Kabinet Wilopo juga harus menghadapi konflik 17 Oktober 1952 yang menempatkan
TNI sebagai alat sipil dan munculnya masalah intern dalam TNI sendiri. Konflik
semakin diperparah dengan adanya surat yang menjelekkan kebijakan Kolonel Gatot
Subroto dalam usahanya memulihkan keamanan di Sulawesi Selatan
Munculnya
Peristiwa Tanjung Morawa mengenai persoalan tanah perkebunan di Sumatera Timur
(Deli), Peristiwa Tanjung Morawa merupakan peristiwa bentrokan antara aparat
kepolisian dengan para petani liar yang di dukung PKI mengenai persoalan tanah
perkebunan di Sumatera Timur (Deli). Akibat peristiwa Tanjung Morawa muncullah
mosi tidak percaya dari Serikat Tani Indonesia terhadap kabinet Wilopo.

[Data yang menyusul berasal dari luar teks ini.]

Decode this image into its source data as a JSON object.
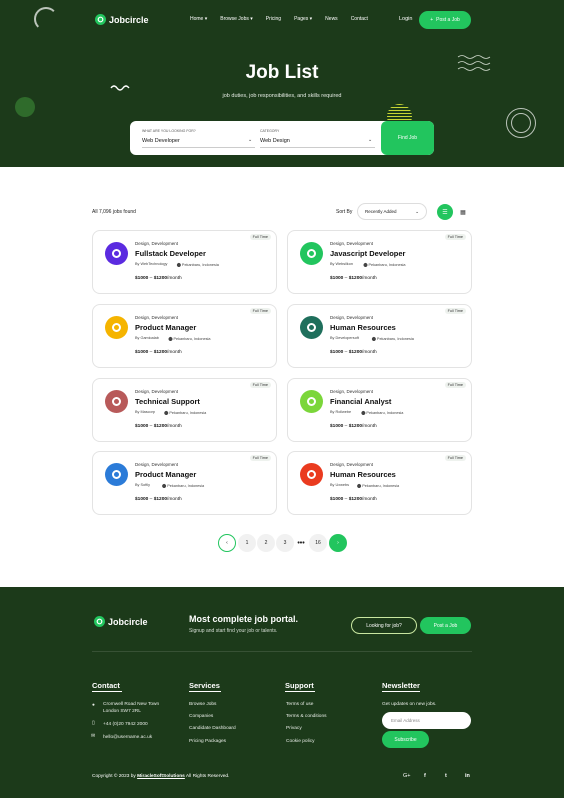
{
  "brand": {
    "name": "Jobcircle"
  },
  "nav": {
    "items": [
      {
        "label": "Home",
        "chevron": true
      },
      {
        "label": "Browse Jobs",
        "chevron": true
      },
      {
        "label": "Pricing",
        "chevron": false
      },
      {
        "label": "Pages",
        "chevron": true
      },
      {
        "label": "News",
        "chevron": false
      },
      {
        "label": "Contact",
        "chevron": false
      }
    ],
    "login": "Login",
    "post_job": "Post a Job"
  },
  "hero": {
    "title": "Job List",
    "subtitle": "job duties, job responsibilities, and skills required"
  },
  "search": {
    "keyword_label": "WHAT ARE YOU LOOKING FOR?",
    "keyword_value": "Web Developer",
    "category_label": "CATEGORY",
    "category_value": "Web Design",
    "find_button": "Find Job"
  },
  "toolbar": {
    "found": "All 7,096 jobs found",
    "sort_label": "Sort By",
    "sort_value": "Recently Added"
  },
  "jobs": [
    {
      "category": "Design, Development",
      "title": "Fullstack Developer",
      "company": "By WebTechnology",
      "location": "Pekanbaru, Indonesia",
      "salary_low": "$1000",
      "salary_high": "$1200",
      "period": "/month",
      "type": "Full Time",
      "logo": "n-logo-icon",
      "color": "#5b2be0"
    },
    {
      "category": "Design, Development",
      "title": "Javascript Developer",
      "company": "By Websilkon",
      "location": "Pekanbaru, Indonesia",
      "salary_low": "$1000",
      "salary_high": "$1200",
      "period": "/month",
      "type": "Full Time",
      "logo": "d-logo-icon",
      "color": "#22c55e"
    },
    {
      "category": "Design, Development",
      "title": "Product Manager",
      "company": "By Gamioalab",
      "location": "Pekanbaru, Indonesia",
      "salary_low": "$1000",
      "salary_high": "$1200",
      "period": "/month",
      "type": "Full Time",
      "logo": "m-logo-icon",
      "color": "#f5b400"
    },
    {
      "category": "Design, Development",
      "title": "Human Resources",
      "company": "By Developersoft",
      "location": "Pekanbaru, Indonesia",
      "salary_low": "$1000",
      "salary_high": "$1200",
      "period": "/month",
      "type": "Full Time",
      "logo": "e-logo-icon",
      "color": "#1f6f5c"
    },
    {
      "category": "Design, Development",
      "title": "Technical Support",
      "company": "By Mascorp",
      "location": "Pekanbaru, Indonesia",
      "salary_low": "$1000",
      "salary_high": "$1200",
      "period": "/month",
      "type": "Full Time",
      "logo": "swirl-logo-icon",
      "color": "#b85a5a"
    },
    {
      "category": "Design, Development",
      "title": "Financial Analyst",
      "company": "By Rollwebe",
      "location": "Pekanbaru, Indonesia",
      "salary_low": "$1000",
      "salary_high": "$1200",
      "period": "/month",
      "type": "Full Time",
      "logo": "flower-logo-icon",
      "color": "#7bd63a"
    },
    {
      "category": "Design, Development",
      "title": "Product Manager",
      "company": "By Softly",
      "location": "Pekanbaru, Indonesia",
      "salary_low": "$1000",
      "salary_high": "$1200",
      "period": "/month",
      "type": "Full Time",
      "logo": "stripes-logo-icon",
      "color": "#2b7bd8"
    },
    {
      "category": "Design, Development",
      "title": "Human Resources",
      "company": "By Uxwebs",
      "location": "Pekanbaru, Indonesia",
      "salary_low": "$1000",
      "salary_high": "$1200",
      "period": "/month",
      "type": "Full Time",
      "logo": "m-red-logo-icon",
      "color": "#ea3b1f"
    }
  ],
  "pagination": {
    "prev": "‹",
    "pages": [
      "1",
      "2",
      "3",
      "•••",
      "16"
    ],
    "next": "›"
  },
  "footer": {
    "tagline": "Most complete job portal.",
    "tagline_sub": "Signup and start find your job or talents.",
    "looking_btn": "Looking for job?",
    "post_btn": "Post a Job",
    "contact": {
      "heading": "Contact",
      "address_line1": "Cromwell Road New Town",
      "address_line2": "London SW7 2RL",
      "phone": "+44 (0)20 7942 2000",
      "email": "hello@username.ac.uk"
    },
    "services": {
      "heading": "Services",
      "links": [
        "Browse Jobs",
        "Companies",
        "Candidate Dashboard",
        "Pricing Packages"
      ]
    },
    "support": {
      "heading": "Support",
      "links": [
        "Terms of use",
        "Terms & conditions",
        "Privacy",
        "Cookie policy"
      ]
    },
    "newsletter": {
      "heading": "Newsletter",
      "text": "Get updates on new jobs.",
      "placeholder": "Email Address",
      "button": "Subscribe"
    },
    "copyright_pre": "Copyright © 2023 by ",
    "copyright_brand": "MiracleSoftSolutions",
    "copyright_post": " All Rights Reserved.",
    "social": [
      "G+",
      "f",
      "t",
      "in"
    ]
  },
  "colors": {
    "primary": "#22c55e",
    "dark": "#1c3a1a"
  }
}
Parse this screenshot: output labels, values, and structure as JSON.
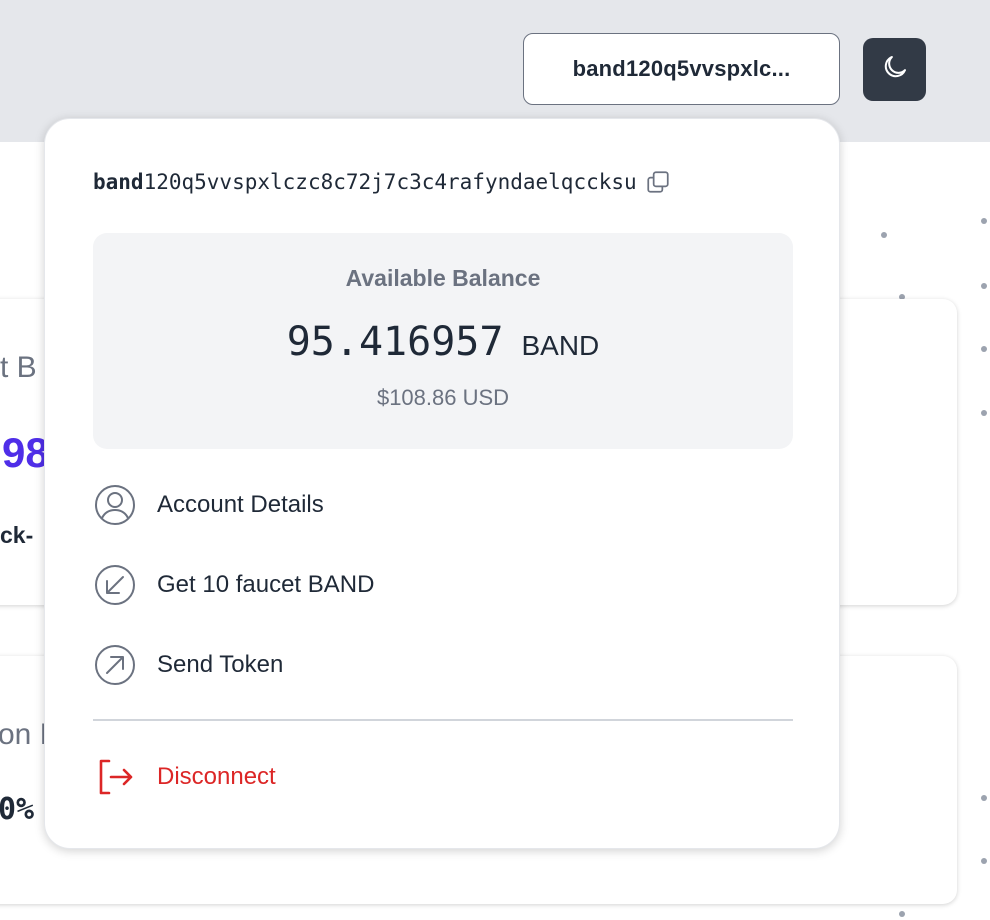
{
  "header": {
    "account_button_label": "band120q5vvspxlc...",
    "theme_toggle_icon": "moon-icon"
  },
  "background": {
    "card1_title_fragment": "t B",
    "card1_value_fragment": "98",
    "card1_sub_fragment": "ck-",
    "card2_title_fragment": "on P",
    "card2_value_fragment": "0%"
  },
  "wallet": {
    "address_prefix": "band",
    "address_rest": "120q5vvspxlczc8c72j7c3c4rafyndaelqccksu",
    "copy_icon": "copy-icon",
    "balance": {
      "title": "Available Balance",
      "amount": "95.416957",
      "unit": "BAND",
      "usd": "$108.86 USD"
    },
    "menu": [
      {
        "label": "Account Details",
        "icon": "user-circle-icon"
      },
      {
        "label": "Get 10 faucet BAND",
        "icon": "arrow-down-left-icon"
      },
      {
        "label": "Send Token",
        "icon": "arrow-up-right-icon"
      }
    ],
    "disconnect_label": "Disconnect",
    "disconnect_icon": "logout-icon"
  },
  "colors": {
    "accent_purple": "#4f2ee8",
    "danger": "#dc2626",
    "dark_button": "#323a46"
  }
}
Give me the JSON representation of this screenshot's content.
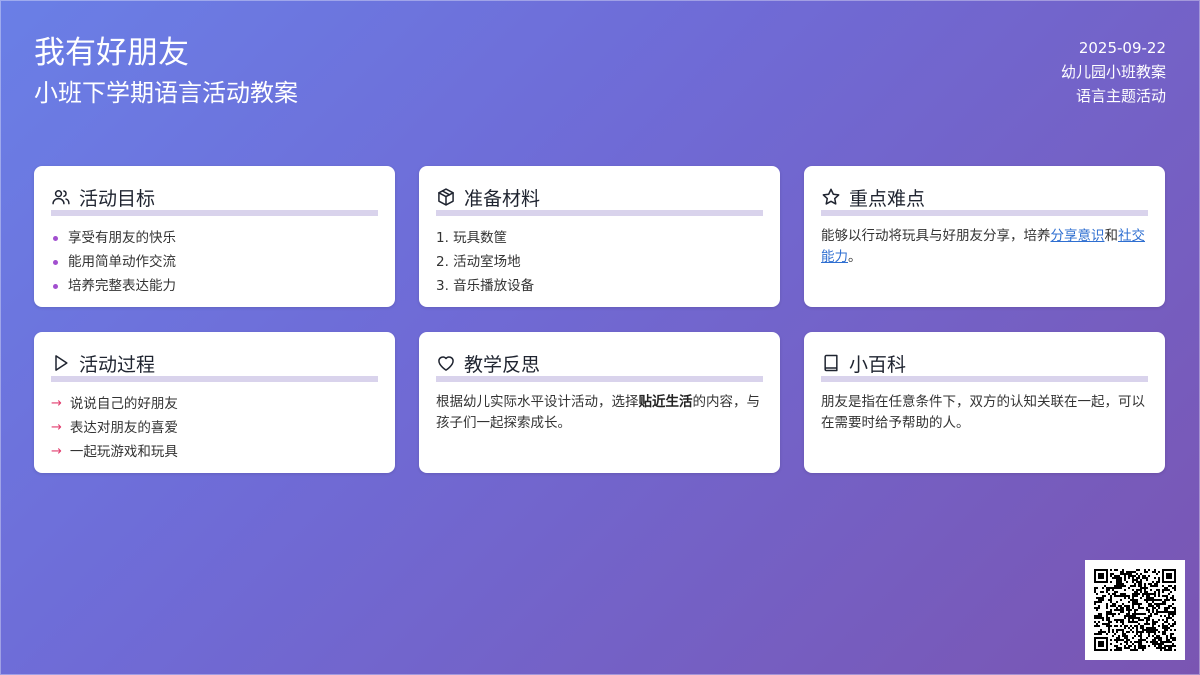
{
  "header": {
    "title": "我有好朋友",
    "subtitle": "小班下学期语言活动教案",
    "date": "2025-09-22",
    "meta_line1": "幼儿园小班教案",
    "meta_line2": "语言主题活动"
  },
  "cards": {
    "goals": {
      "title": "活动目标",
      "icon": "users-icon",
      "items": [
        "享受有朋友的快乐",
        "能用简单动作交流",
        "培养完整表达能力"
      ]
    },
    "materials": {
      "title": "准备材料",
      "icon": "box-icon",
      "items": [
        "1. 玩具数筐",
        "2. 活动室场地",
        "3. 音乐播放设备"
      ]
    },
    "keypoints": {
      "title": "重点难点",
      "icon": "star-icon",
      "text_before": "能够以行动将玩具与好朋友分享，培养",
      "link1": "分享意识",
      "text_middle": "和",
      "link2": "社交能力",
      "text_after": "。"
    },
    "process": {
      "title": "活动过程",
      "icon": "play-icon",
      "items": [
        "说说自己的好朋友",
        "表达对朋友的喜爱",
        "一起玩游戏和玩具"
      ]
    },
    "reflection": {
      "title": "教学反思",
      "icon": "heart-icon",
      "text_before": "根据幼儿实际水平设计活动，选择",
      "bold": "贴近生活",
      "text_after": "的内容，与孩子们一起探索成长。"
    },
    "encyclopedia": {
      "title": "小百科",
      "icon": "book-icon",
      "text": "朋友是指在任意条件下，双方的认知关联在一起，可以在需要时给予帮助的人。"
    }
  },
  "colors": {
    "bullet": "#a24fcf",
    "arrow": "#e23d6e",
    "link": "#2f6fd1",
    "rule": "#d9d3ec"
  }
}
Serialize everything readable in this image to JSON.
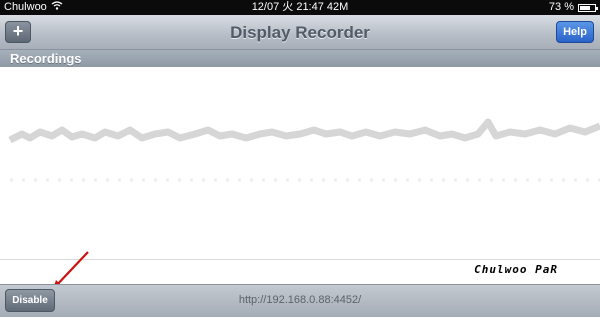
{
  "status_bar": {
    "carrier": "Chulwoo",
    "time": "12/07 火 21:47 42M",
    "battery_percent": "73 %",
    "battery_level": 0.73
  },
  "navbar": {
    "title": "Display Recorder",
    "add_label": "+",
    "help_label": "Help"
  },
  "section": {
    "header": "Recordings"
  },
  "annotation": {
    "signature": "Chulwoo PaR"
  },
  "toolbar": {
    "disable_label": "Disable",
    "url": "http://192.168.0.88:4452/"
  },
  "colors": {
    "arrow": "#cc1111",
    "help_button": "#2a63c8"
  }
}
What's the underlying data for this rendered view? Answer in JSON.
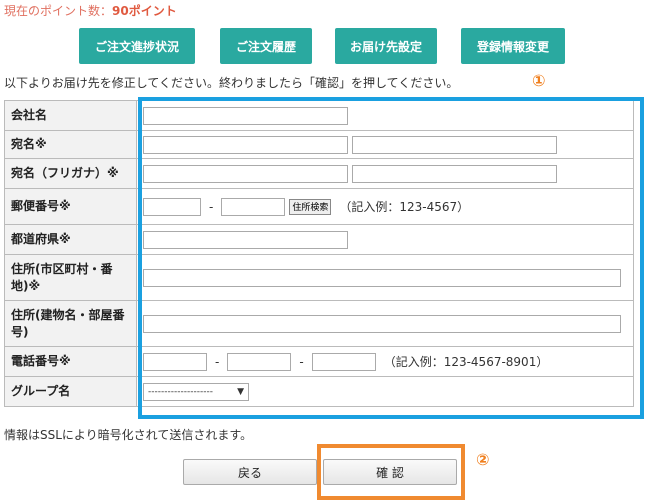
{
  "points": {
    "label": "現在のポイント数：",
    "value": "90ポイント"
  },
  "nav": [
    {
      "label": "ご注文進捗状況"
    },
    {
      "label": "ご注文履歴"
    },
    {
      "label": "お届け先設定"
    },
    {
      "label": "登録情報変更"
    }
  ],
  "instruction": "以下よりお届け先を修正してください。終わりましたら「確認」を押してください。",
  "markers": {
    "one": "①",
    "two": "②"
  },
  "form": {
    "company": {
      "label": "会社名"
    },
    "name": {
      "label": "宛名※"
    },
    "name_kana": {
      "label": "宛名（フリガナ）※"
    },
    "postal": {
      "label": "郵便番号※",
      "search_label": "住所検索",
      "dash": "-",
      "example": "（記入例：123-4567）"
    },
    "prefecture": {
      "label": "都道府県※"
    },
    "address1": {
      "label": "住所(市区町村・番地)※"
    },
    "address2": {
      "label": "住所(建物名・部屋番号)"
    },
    "phone": {
      "label": "電話番号※",
      "dash": "-",
      "example": "（記入例：123-4567-8901）"
    },
    "group": {
      "label": "グループ名",
      "selected": "--------------------"
    }
  },
  "ssl_note": "情報はSSLにより暗号化されて送信されます。",
  "buttons": {
    "back": "戻る",
    "confirm": "確 認"
  },
  "colors": {
    "nav_bg": "#2aa9a0",
    "highlight_blue": "#1aa0e0",
    "highlight_orange": "#f08a30",
    "points_text": "#e05a40"
  }
}
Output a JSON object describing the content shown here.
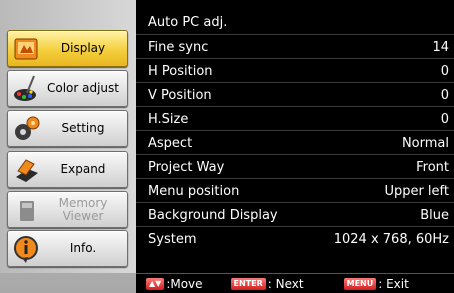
{
  "sidebar": {
    "items": [
      {
        "label": "Display",
        "icon": "display-icon",
        "state": "selected"
      },
      {
        "label": "Color adjust",
        "icon": "color-adjust-icon",
        "state": "normal"
      },
      {
        "label": "Setting",
        "icon": "gears-icon",
        "state": "normal"
      },
      {
        "label": "Expand",
        "icon": "expand-icon",
        "state": "normal"
      },
      {
        "label": "Memory\nViewer",
        "icon": "memory-viewer-icon",
        "state": "disabled"
      },
      {
        "label": "Info.",
        "icon": "info-icon",
        "state": "normal"
      }
    ]
  },
  "rows": [
    {
      "label": "Auto PC adj.",
      "value": ""
    },
    {
      "label": "Fine sync",
      "value": "14"
    },
    {
      "label": "H Position",
      "value": "0"
    },
    {
      "label": "V Position",
      "value": "0"
    },
    {
      "label": "H.Size",
      "value": "0"
    },
    {
      "label": "Aspect",
      "value": "Normal"
    },
    {
      "label": "Project Way",
      "value": "Front"
    },
    {
      "label": "Menu position",
      "value": "Upper left"
    },
    {
      "label": "Background Display",
      "value": "Blue"
    },
    {
      "label": "System",
      "value": "1024 x 768, 60Hz"
    }
  ],
  "help": {
    "move_key": "▲▼",
    "move_label": ":Move",
    "enter_key": "ENTER",
    "enter_label": ": Next",
    "menu_key": "MENU",
    "menu_label": ": Exit"
  },
  "colors": {
    "selected_bg": "#f4cf3d",
    "key_red": "#d21d1d",
    "panel_bg": "#000000"
  }
}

Sehingga Wilopo harus mengembalikan mandatnya pada presiden pada tanggal 2 Juni
1953.
Kabinet
Ali Sastroamidjojo yang terbentuk pada 31 Juli 1953 merupakan kabinet keempat
yang dibentuk selama Masa Demokrasi Liberal. Kabinet ini mendapatkan dukungan
banyak partai di Parlemen, termasuk Partai Nahdlatul Ulama (NU). Kabinet ini
diketuai oleh PM. Ali Sastroamijoyo dan Wakil PM. Mr. Wongsonegoro dari Partai
Indonesia Raya (PIR). Program pokok dari Kabinet Ali Sastroamijoyo I:
a.
Meningkatkan keamanan dan kemakmuran
b. Menyelenggarakan Pemilu dengan segera
c. Pembebasan Irian Barat secepatnya
d. Pelaksanaan politik bebas-aktif
e. Peninjauan kembali persetujuan KMB.
f. Penyelesaian pertikaian politik.
Dalam
menjalankan fungsinya, kabinet ini berhasil melakukan suatu prestasi yaitu:
- Merampungkan persiapan pemilu yang
akan diselenggarakan 29 September 1955
- Menyelenggarakan Konferensi
Asia-Afrika (KAA) pada tahun 1955
Konferensi Asia-Afrika pada tahun 1955
memiliki pengaruh dan arti penting bagi solidaritas dan perjuangan kemerdekaan
bangsa-bangsa Asia- Afrika dan juga membawa akibat yang lain, seperti :
a. Berkurangnya ketegangan dunia
b. Australia dan Amerika mulai berusaha
menghapuskan politik diskriminasi ras di negaranya.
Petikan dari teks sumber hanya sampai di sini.